$\rho\to \pi\pi$ parity

Question

I'm having some difficulty understanding why the $\rho^0$$\rightarrow$$\pi^+ \pi^-$ decay conserves parity.

By my understanding, the parity of a meson is given by $P_aP_b(-1)^{L+1}$ and the parity of a two-body state is given by $P_cP_d(-1)^L$

Angular momentum of $\rho=1$ and spin of $\pi=0$ so the final state must have $L=L_{\pi^+}+L_{\pi^-}=1$

Thus total parity for the final $\pi^+\pi^-$ system is given by

$P_{\pi^+}P_{\pi^-}(-1)^L=P_uP_\bar{d}(-1)^{L_{\pi^+}+1}P_{\bar{d}}P_d(-1)^{L_{\pi^-}+1}(-1)^1=1$

since fermions and antifermions have parity $1$ and $-1$ respectively

But the parity of $\rho=-1$ if $L_{\rho}=0,S_{\rho}=1$ so parity isn't conserved

What am I missing?

Answer 1

I am summarizing my comments only to prevent the systematic abuse of a terminology malforming the question; in particular, its erroneous $L=L_{\pi^+}+L_{\pi^-}=1$ part.

Indeed, the (intrinsic) parity of a meson is $(-1)^{L+1}$ where L is the angular momentum of the wavefunction of the quark-antiquark pair.

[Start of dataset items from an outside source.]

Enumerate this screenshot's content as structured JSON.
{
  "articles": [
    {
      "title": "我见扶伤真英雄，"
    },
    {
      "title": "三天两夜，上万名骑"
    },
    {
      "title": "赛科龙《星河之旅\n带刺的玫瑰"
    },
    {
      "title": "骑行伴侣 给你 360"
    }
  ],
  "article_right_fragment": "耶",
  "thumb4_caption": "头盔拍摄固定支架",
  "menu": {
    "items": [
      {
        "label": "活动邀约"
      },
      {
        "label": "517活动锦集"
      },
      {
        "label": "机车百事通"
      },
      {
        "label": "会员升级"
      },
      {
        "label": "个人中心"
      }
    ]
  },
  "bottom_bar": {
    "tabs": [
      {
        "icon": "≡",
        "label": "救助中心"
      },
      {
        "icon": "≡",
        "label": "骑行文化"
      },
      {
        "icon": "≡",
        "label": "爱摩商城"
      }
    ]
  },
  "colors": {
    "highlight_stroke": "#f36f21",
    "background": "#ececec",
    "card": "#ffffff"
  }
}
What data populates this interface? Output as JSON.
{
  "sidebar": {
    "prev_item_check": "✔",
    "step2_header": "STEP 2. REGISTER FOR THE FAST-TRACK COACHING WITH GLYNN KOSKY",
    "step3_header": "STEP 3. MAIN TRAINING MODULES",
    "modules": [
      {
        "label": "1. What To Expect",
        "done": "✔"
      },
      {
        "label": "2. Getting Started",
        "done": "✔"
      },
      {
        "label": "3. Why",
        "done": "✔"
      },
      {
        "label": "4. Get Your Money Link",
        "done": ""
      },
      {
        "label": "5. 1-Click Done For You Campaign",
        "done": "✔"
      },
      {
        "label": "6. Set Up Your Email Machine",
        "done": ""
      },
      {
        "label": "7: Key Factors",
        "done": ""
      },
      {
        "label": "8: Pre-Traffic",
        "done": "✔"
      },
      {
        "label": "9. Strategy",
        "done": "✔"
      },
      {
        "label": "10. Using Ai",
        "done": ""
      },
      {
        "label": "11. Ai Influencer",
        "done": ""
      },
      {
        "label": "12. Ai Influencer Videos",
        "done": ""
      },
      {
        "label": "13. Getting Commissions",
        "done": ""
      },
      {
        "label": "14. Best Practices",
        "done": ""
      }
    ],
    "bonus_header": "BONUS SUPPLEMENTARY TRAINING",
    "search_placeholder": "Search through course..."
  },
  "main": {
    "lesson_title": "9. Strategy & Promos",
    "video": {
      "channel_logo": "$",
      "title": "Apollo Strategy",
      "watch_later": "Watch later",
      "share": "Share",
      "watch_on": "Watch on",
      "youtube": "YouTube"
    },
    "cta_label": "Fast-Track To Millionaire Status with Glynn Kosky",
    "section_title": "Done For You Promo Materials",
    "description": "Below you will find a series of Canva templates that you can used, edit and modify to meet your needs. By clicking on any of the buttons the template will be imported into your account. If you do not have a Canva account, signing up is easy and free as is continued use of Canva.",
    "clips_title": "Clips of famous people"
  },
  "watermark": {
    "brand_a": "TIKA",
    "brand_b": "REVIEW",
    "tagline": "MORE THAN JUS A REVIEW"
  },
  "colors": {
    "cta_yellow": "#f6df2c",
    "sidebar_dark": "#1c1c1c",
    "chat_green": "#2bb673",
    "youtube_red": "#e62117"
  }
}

Both the orthoquarkonium and the paraquarkonium, the $\rho$ and the $\pi$, are in s-wave, so, then, the respective L=0 ; and they consequently both have negative parity, $P_\rho=P_\pi=-1$. It is the spin wavefunction that gives the $\rho$ its J and denies it to the pions, but that does not affect parity.

Since the parity of a two-body state is given by $P_cP_d(-1)^L$, and the L of the two-pion wavefunction =1, so as to produce a J=1 particle out of two spinless particles, $$ P_{\pi\pi}=P_\pi P_\pi (-)^{-1}=-1 =P_\rho, $$ as required in a strong decay.

Answer 2

Turns out what I was missing was the presence of a gluon decaying into a $d\bar{d}$ pair, with the gluon adding an extra $(-1)$ term to the total parity equation.